Pflege - Wir können es nicht ändern, nur besser machen

Ihre Familie ist der Mittelpunkt Ihres Lebens und es ist wichtig, dass es ihr gut geht. Denn gerade vor unerwarteten Schicksalsschlägen können Sie sich nur schwer schützen. Immerhin können Sie sich nicht nur gegen die Folgen im Pflegefall absichern, sondern auch die Ungewissheit für Sie und Ihre Liebsten ausschließen.

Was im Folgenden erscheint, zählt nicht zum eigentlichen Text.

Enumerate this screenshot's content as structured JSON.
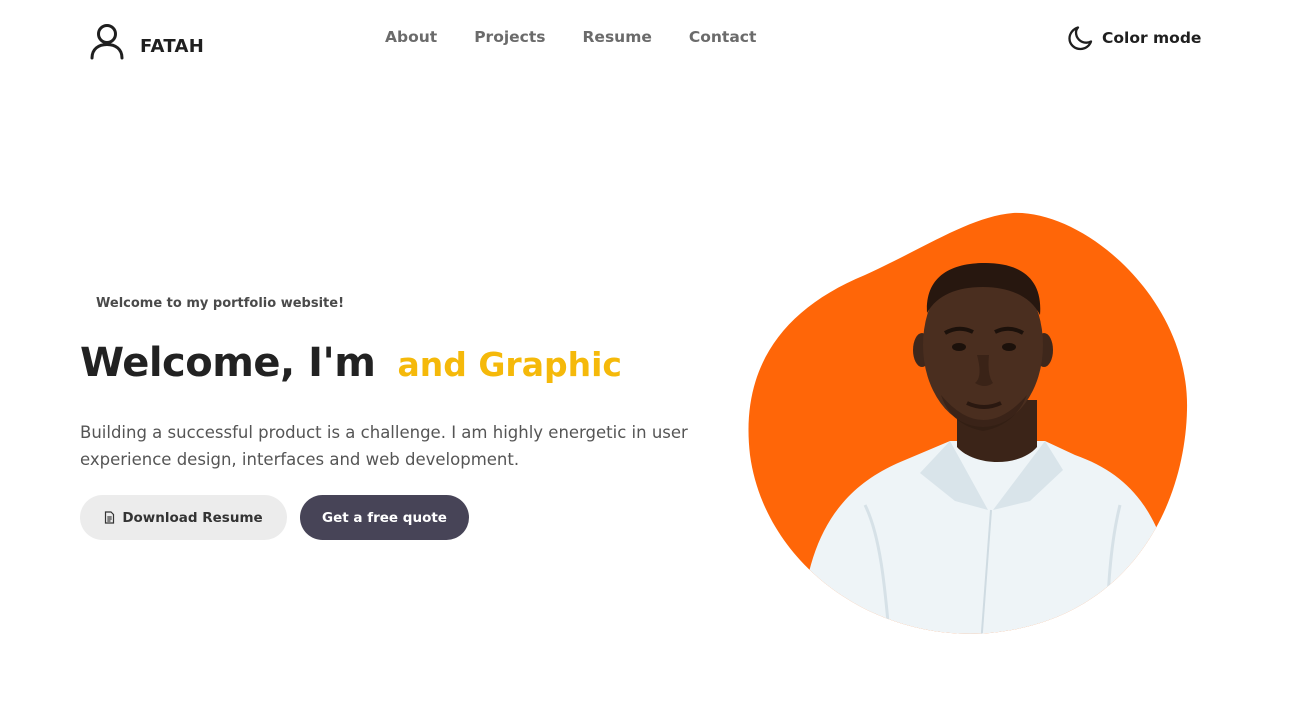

Da das Thema Pflege einen immer größeren Stellenwert bekommt, haben wir für Sie ein paar wichtige Fakten zusammengefasst.

Die 7 Pflege-Irrtümer

1. Ich werde kein Pflegefall

Fakt ist: Mehr als jeder zweite Mann und drei von vier Frauen werden ab dem 30. Lebensjahr im weiteren Lebensverlauf pflegebedürftig. Bei Ehepaaren beispielsweise trifft es somit mit fast 90-prozentiger Wahrscheinlichkeit mindestens einen von beiden.

2. Wenn ich gepflegt werden muss, dann erst im hohen Alter

Fakt ist: Jeder fünfte Pflegebedürftige ist heute jünger als 65 Jahre.

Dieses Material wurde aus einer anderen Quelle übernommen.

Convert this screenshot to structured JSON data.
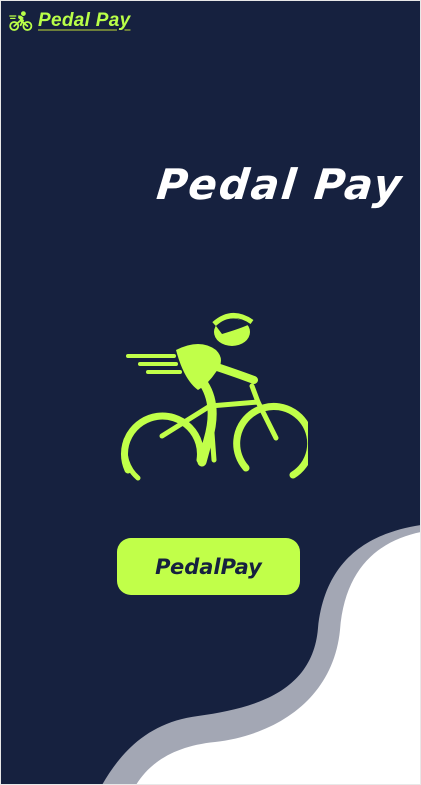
{
  "header": {
    "brand": "Pedal Pay",
    "logo_icon": "cyclist-icon"
  },
  "hero": {
    "title": "Pedal Pay",
    "illustration_icon": "cyclist-icon"
  },
  "cta": {
    "label": "PedalPay"
  },
  "colors": {
    "background": "#16213f",
    "accent": "#c1ff49",
    "wave_gray": "#a3a7b4",
    "wave_white": "#ffffff"
  }
}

3. Wenn ich gepflegt werde, dann nur kurz

Fakt ist: Die durchschnittliche Pflegedauer über alle Altersgruppen hinweg liegt bei 6,7 Jahren (Männer knapp 7 Jahre/Frauen 6,4 Jahre).

4. Ich werde von meiner Familie gepflegt

Fakt ist: Drei Viertel der Pflegebedürftigen werden zu Hause versorgt, rund 70 % davon ausschließlich durch Angehörige. Zukünftig wird dies wegen der demografischen Entwicklung und sich verändernder Familien- und Haushaltsstrukturen allerdings immer schwieriger werden.
 

5. Die gesetzliche Pflegeversicherung reicht aus

Fakt ist: Das glauben 44 % der Bevölkerung. Tatsächlich reicht diese bei Weitem nicht aus und stellt allenfalls eine „Teilkasko“-Absicherung dar. Je nach Versorgungsart und Pflegegrad kann schnell eine Eigenbeteiligung von 1.500 EUR und mehr pro Monat entstehen, die dann privat zu finanzieren ist.
 

6. Die Pflegekosten kann ich selbst aus meinem Einkommen oder Vermögen zahlen

Fakt ist: Viele Pflegebedürftige sind auf Sozialhilfe angewiesen, besonders bei vollstationärer Pflege. Hier ist jeder Dritte von ihr abhängig. Die Sozialämter versuchen grundsätzlich, sich das Geld zurückzuholen, und prüfen daher immer, ob gegebenenfalls nahestehende Familienangehörige unterhaltspflichtig sind. Das können situationsabhängig Ehe-/Lebenspartner, Kinder und Eltern sein.
 

7. Ich habe doch schon eine private Pflegezusatzversicherung

Fakt ist: Das glaubt fast jeder Vierte. Doch offenbar verwechseln hier viele die gesetzliche Pflegeversicherung mit einer privaten Pflegezusatzversicherung. Letztere haben nämlich erst etwa 4 % der Bevölkerung.
 

Die Folgen für Sie und Ihre Angehörigen
  • Gefahr der partiellen Verarmung der Kinder- und Enkelgeneration
  • Verlust des eigenen Vermögens: Denn für Ehegatten, Kinder, Enkel und Eltern besteht eine gesetzliche Unterhaltspflicht. Das Sozialamt geht in bestimmten Fällen in Vorleistung, fordert die Ausgaben bei unterhaltspflichtigen Angehörigen jedoch wieder ein.
  • Die durchschnittliche verbleibende Lebenserwartung eines Pflegebedürftigen beträgt fünf bis sieben Jahre.
  • Dadurch ergeben sich bei einem monatlichen Eigenanteil von rund 2.160 € über die Jahre Kosten zwischen 129.600 € und 181.440 €!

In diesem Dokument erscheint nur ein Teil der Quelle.